The NRDC’s downtown Manhattan office is 2,100 kilometers (1,300 miles) from Red Rock Indian Band on the northern shore of Lake Superior in Ontario, Canada. Red Rock is a First Nations community who are proud of their many accomplishments, with record low unemployment and many residents taking prominent and powerful positions within local government and the private sector. This is a community that has taken impressive steps towards achieving environmental, social, and economic self-sustainability.

“My community has grown our forestry businesses over the last number of years, and we are proud of our accomplishments as First Nations people,” Edward Wawia, Chief of Red Rock Indian Band said. “We know how to manage our own lands. For others outside of our traditional areas to claim they know better — or appear to be speaking on behalf of First Nations — perpetuates an outdated and colonialist attitude to natural resource management.”

Ontario’s existing forest management framework provides this community, and many others like it across the province, with not only economic opportunities for their people, but also an opportunity to share and contribute traditional ecological knowledge (TEK)1. This knowledge has been passed down over thousands of years and assists in shaping the future of our vast Crown forests.

The Ontario Ministry of Natural Resources and Forestry’s Jan. 19, 2018 regulation proposal, if approved, will allow communities like Red Rock a brief opportunity to shape future species at risk policy and provide the MNRF with a better understanding of the impacts of climate change, cumulative impacts of all activity on a broad, dynamic land base, and the social and economic impacts. This will be accomplished through the formation of an independent panel, but they need time, and two years will not be enough.

In a March 6, 2018 blog post the NRDC states:

“Ontario doubled down on a policy that jeopardizes the future of boreal caribou and other at-risk species in the province, gifting the logging industry two more years of exemptions under Ontario’s Endangered Species Act (ESA). These exemptions, as we reported in January, have severe implications for threatened boreal caribou in the province, giving industry a near-carte blanche to degrade and destroy critical habitat.”

As stated in the MNRF’s proposal, “the ministry is proposing that an independent panel be formed that will provide advice on consideration of species at risk in Crown forest management.” This is not an exemption from managing species at risk234 , but an opportunity to develop a solution with all parties at the table.

Ontario has been recognized as having some of the best managed forests in the world by providing for environmental values, species at risk management, and as a large contributor to our provincial and national economies.

“Prohibiting human activities, combined with the suppression of natural disturbances, will be detrimental to the sustainability of our managed Crown forests,” said president of the Federation of Northern Ontario Municipalities (FONOM) and Mayor of Kapuskasing Al Spacek. “Carefully planned harvesting allows for an essential reset of forest age to maintain a continuous supply of caribou habitat. Activists ignore the fact that as boreal forests get old and transitions into different forest types, they become less suitable for caribou.”

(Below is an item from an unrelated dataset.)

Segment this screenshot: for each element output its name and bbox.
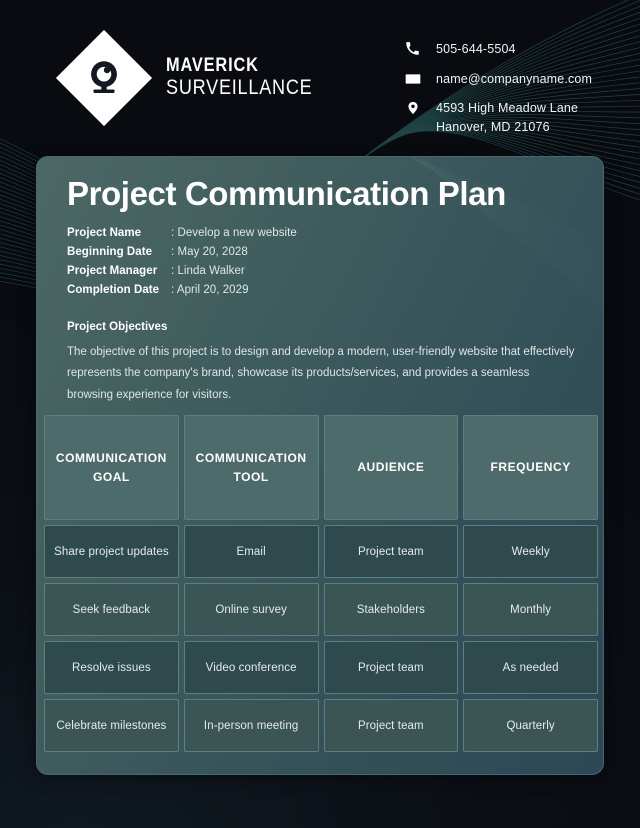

“NRDC’s most recent annual report shows total revenue of $146 million and total assets of $304 million; eclipsing the financials of many forest companies and communities operating here in Ontario,” Jamie Lim, president and CEO of the Ontario Forest Industries Association said. “They have no business working against an independent process designed to provide for species at risk while minimizing the social and economic impacts to communities and the sector.”



1 Ministry of Natural Resources and Forestry (MNRF), Forest Management Planning Manual, 2017.

2 Ministry of Natural Resources and Forestry (MNRF), Forest Management Guide for Boreal Landscapes, 2014.

3 Ministry of Natural Resources and Forestry (MNRF), Forest Management Guide for Conserving Biodiversity at the Stand and Site Scales, 2010.

4 Environment Canada and Climate Change (ECCC), Report on the Progress of Recovery Strategy Implementation for the Woodland Caribou (Rangifer tarandus caribou), Boreal population in Canada for the Period 2012 to 2017, 2017.